The Beeb have foisted a new incarnation of Sherlock Holmes upon us: the imaginatively titled Sherlock (Sundays, 9pm-ish).

To commemorate this momentous occasion, I'd like to share a few of my favourite bits of Holmes-style wisdom. Not bits of outstanding deductive brilliance, sadly, but merely examples of him being snide and gittish to his long-suffering sidekick, Dr Watson.

***

I was about to make some remark to him when I raised my eyes to the lighted window and again experienced almost as great a surprise as before. I clutched Holmes's arm and pointed upwards.

"The shadow has moved!" I cried.

It was, indeed, no longer the profile, but the back, which was turned towards us.

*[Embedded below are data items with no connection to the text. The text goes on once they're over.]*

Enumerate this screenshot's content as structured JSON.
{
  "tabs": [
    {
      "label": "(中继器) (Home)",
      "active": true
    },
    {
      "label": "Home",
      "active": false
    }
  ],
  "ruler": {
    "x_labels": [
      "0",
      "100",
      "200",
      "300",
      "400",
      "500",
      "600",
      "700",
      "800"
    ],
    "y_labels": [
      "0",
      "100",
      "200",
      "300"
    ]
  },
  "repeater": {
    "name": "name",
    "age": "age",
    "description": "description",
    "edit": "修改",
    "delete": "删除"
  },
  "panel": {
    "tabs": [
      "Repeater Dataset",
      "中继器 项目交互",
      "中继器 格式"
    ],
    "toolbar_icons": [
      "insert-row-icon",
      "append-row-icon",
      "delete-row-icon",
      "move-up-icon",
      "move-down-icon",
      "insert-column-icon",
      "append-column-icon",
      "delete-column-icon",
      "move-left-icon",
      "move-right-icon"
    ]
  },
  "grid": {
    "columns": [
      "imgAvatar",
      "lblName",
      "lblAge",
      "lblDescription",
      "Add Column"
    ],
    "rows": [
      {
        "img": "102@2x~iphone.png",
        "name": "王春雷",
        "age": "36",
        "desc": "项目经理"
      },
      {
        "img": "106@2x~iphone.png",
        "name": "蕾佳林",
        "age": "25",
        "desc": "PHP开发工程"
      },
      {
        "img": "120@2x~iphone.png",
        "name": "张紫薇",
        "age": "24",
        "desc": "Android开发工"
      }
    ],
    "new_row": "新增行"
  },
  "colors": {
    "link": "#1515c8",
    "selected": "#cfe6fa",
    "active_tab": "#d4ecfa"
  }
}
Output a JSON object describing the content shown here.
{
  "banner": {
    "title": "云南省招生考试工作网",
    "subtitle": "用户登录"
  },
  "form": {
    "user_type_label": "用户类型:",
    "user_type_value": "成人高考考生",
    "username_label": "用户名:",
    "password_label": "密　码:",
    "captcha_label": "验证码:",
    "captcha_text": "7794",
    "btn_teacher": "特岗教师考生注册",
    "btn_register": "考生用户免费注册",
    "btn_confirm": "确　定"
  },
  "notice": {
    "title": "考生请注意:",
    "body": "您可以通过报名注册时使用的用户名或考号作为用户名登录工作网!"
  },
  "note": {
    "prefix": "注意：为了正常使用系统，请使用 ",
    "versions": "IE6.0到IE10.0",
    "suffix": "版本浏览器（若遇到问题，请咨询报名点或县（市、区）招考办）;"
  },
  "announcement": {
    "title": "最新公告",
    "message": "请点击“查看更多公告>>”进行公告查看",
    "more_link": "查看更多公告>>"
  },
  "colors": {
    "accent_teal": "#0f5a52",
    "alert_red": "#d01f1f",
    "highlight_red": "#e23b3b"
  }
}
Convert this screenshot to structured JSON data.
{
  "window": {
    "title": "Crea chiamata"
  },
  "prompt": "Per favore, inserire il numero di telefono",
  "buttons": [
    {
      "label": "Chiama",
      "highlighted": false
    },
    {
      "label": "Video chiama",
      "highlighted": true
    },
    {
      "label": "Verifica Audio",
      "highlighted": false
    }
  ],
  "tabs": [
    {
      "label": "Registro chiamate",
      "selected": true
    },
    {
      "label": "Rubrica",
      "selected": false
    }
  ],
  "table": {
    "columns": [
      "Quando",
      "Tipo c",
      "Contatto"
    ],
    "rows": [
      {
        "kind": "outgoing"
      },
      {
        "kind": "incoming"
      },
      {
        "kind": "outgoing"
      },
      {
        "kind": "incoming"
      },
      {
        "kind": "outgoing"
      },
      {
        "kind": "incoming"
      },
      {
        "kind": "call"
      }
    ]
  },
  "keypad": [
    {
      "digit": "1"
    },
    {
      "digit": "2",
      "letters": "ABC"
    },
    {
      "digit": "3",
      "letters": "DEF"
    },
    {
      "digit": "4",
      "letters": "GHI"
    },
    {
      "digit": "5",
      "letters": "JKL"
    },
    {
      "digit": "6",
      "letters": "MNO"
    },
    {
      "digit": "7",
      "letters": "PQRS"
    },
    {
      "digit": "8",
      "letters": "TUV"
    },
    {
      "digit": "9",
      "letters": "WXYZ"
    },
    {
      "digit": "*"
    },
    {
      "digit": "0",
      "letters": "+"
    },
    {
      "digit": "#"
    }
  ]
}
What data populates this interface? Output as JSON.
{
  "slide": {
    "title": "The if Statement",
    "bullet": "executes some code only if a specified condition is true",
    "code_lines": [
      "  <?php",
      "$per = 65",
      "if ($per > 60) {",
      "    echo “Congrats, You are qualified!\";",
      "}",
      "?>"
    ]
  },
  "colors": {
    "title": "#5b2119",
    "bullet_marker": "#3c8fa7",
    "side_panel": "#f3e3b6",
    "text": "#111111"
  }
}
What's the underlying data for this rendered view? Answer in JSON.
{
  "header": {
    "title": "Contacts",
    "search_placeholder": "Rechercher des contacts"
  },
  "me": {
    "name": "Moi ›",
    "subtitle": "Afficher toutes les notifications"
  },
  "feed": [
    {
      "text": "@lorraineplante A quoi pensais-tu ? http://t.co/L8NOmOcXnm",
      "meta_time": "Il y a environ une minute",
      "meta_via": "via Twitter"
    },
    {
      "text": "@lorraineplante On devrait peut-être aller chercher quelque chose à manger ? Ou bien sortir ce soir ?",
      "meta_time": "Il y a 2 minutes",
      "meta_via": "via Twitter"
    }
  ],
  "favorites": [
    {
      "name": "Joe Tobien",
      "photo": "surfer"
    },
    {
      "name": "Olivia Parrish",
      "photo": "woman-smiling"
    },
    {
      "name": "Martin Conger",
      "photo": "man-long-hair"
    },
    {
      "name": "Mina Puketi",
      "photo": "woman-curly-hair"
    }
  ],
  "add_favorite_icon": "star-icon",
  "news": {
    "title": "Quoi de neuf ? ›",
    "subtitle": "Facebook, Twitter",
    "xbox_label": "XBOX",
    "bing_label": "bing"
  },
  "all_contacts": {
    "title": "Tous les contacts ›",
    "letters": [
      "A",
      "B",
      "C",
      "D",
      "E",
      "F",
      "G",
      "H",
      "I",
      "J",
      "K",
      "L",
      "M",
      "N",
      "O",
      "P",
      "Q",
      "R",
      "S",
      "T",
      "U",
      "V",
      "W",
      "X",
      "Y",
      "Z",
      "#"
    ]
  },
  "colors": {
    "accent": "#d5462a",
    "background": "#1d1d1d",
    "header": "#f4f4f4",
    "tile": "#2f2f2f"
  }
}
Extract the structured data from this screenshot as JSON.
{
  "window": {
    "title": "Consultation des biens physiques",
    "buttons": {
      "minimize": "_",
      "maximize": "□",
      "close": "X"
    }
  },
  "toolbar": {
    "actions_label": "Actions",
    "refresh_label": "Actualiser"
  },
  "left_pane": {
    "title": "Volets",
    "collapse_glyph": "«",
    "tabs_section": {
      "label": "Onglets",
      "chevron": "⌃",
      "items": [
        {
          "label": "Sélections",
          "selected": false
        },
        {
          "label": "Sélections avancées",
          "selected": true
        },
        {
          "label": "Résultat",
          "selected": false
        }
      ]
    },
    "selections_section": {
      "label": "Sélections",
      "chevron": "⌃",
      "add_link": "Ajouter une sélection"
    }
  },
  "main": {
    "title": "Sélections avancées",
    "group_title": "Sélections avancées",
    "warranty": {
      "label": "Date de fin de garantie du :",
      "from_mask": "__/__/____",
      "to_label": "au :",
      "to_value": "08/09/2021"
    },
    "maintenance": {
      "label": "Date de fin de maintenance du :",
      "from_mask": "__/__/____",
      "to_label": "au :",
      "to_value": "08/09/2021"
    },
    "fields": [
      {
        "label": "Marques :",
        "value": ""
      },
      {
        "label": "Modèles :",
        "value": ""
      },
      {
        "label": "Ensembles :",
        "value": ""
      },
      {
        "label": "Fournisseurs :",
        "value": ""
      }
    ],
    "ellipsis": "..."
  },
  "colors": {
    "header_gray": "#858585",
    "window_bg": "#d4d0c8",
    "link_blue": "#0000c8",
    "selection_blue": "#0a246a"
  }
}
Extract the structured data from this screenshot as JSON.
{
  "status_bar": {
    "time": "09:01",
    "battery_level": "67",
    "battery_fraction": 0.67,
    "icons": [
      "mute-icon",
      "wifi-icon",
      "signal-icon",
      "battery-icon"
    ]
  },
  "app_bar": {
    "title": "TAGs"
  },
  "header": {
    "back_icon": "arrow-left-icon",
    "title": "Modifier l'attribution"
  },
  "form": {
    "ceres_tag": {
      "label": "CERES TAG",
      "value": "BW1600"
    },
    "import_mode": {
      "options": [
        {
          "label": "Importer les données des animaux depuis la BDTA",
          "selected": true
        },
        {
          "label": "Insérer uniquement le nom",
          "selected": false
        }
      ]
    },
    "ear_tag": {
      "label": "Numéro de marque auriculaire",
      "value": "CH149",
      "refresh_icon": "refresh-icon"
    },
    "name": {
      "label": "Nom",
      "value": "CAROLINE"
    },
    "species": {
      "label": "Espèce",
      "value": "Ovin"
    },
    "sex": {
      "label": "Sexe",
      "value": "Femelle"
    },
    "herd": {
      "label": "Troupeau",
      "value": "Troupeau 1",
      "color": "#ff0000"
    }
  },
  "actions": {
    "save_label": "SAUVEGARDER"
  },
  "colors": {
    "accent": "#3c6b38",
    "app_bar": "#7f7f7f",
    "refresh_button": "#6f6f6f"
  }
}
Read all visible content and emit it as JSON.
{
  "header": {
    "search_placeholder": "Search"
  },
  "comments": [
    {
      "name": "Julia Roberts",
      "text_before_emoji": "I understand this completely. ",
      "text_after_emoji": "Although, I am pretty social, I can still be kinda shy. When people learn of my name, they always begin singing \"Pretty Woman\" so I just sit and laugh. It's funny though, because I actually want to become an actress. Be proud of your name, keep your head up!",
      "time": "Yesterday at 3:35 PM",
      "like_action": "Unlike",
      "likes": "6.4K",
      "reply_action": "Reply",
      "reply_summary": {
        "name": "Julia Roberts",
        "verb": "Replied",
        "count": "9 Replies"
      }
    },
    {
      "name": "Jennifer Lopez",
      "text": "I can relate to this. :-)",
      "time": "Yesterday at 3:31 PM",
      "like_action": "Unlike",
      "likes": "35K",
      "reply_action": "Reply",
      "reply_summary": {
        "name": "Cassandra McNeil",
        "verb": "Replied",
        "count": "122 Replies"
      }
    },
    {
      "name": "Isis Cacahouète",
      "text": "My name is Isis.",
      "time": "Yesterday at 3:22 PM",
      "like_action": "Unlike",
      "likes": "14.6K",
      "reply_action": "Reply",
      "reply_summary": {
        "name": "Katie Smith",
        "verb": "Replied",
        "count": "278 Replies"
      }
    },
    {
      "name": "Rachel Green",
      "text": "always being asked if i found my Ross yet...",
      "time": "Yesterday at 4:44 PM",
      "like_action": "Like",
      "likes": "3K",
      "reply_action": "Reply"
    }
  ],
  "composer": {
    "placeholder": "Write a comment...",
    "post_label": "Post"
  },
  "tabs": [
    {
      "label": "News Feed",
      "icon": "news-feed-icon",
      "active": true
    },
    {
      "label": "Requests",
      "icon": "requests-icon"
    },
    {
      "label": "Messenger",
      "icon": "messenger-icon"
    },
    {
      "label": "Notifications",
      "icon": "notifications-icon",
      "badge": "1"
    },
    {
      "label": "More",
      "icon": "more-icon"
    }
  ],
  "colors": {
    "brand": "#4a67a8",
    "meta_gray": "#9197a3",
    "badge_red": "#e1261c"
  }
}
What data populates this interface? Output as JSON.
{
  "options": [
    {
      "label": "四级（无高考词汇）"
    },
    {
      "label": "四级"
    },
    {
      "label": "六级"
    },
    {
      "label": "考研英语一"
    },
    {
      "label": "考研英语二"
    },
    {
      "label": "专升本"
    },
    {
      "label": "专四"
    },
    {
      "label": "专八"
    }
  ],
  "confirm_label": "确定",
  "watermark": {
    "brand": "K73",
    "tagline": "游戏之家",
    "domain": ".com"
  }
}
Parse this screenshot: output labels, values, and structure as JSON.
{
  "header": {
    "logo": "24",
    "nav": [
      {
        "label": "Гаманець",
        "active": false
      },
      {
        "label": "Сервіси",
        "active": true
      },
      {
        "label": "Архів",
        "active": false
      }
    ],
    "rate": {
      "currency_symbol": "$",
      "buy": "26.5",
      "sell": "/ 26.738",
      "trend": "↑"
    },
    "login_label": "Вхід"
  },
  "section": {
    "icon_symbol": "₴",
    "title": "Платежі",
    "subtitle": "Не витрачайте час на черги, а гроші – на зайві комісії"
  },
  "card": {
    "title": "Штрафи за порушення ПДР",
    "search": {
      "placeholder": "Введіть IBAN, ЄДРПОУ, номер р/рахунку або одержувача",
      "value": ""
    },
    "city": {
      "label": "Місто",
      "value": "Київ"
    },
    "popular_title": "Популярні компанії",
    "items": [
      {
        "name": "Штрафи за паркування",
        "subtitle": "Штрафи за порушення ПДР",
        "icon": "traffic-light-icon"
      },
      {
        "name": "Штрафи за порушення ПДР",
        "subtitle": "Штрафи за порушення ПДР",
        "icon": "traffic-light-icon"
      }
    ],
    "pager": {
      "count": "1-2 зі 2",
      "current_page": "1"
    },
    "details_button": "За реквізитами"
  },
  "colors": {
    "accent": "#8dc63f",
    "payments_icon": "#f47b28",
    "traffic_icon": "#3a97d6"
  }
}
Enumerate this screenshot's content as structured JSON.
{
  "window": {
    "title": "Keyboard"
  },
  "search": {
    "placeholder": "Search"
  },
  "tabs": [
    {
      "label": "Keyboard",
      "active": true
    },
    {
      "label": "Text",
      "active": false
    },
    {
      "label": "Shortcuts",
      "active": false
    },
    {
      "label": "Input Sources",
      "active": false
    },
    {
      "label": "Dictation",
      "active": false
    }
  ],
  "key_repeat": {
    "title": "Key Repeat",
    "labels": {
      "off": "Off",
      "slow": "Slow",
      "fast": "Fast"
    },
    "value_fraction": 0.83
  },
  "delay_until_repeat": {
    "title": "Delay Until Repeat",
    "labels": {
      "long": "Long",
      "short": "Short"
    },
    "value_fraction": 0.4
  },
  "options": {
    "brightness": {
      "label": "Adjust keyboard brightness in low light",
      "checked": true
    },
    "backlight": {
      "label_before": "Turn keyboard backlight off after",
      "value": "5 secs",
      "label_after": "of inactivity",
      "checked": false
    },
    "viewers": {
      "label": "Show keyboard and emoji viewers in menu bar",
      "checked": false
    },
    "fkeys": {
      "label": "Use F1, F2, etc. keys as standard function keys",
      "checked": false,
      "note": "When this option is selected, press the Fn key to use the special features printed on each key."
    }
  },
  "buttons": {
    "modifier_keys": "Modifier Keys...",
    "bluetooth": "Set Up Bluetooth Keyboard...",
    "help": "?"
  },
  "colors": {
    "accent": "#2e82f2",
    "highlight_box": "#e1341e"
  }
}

Three years had certainly not smoothed the asperities of his temper or his impatience with a less active intelligence than his own.

"Of course it has moved," said he. "Am I such a farcical bungler, Watson, that I should erect an obvious dummy and expect that some of the sharpest men in Europe would be deceived by it?"

The Adventure of the Empty House

***

"The cipher message begins with a large 534, does it not? We may take it as a working hypothesis that 534 is the particular page to which the cipher refers. So our book has already become a LARGE book, which is surely something gained. What other indications have we as to the nature of this large book? The next sign is C2. What do you make of that, Watson?"

"Chapter the second, no doubt."

"Hardly that, Watson. You will, I am sure, agree with me that if the page be given, the number of the chapter is immaterial. Also that if page 534 finds us only in the second chapter, the length of the first one must have been really intolerable."

"Column!" I cried.

"Brilliant, Watson. You are scintillating this morning."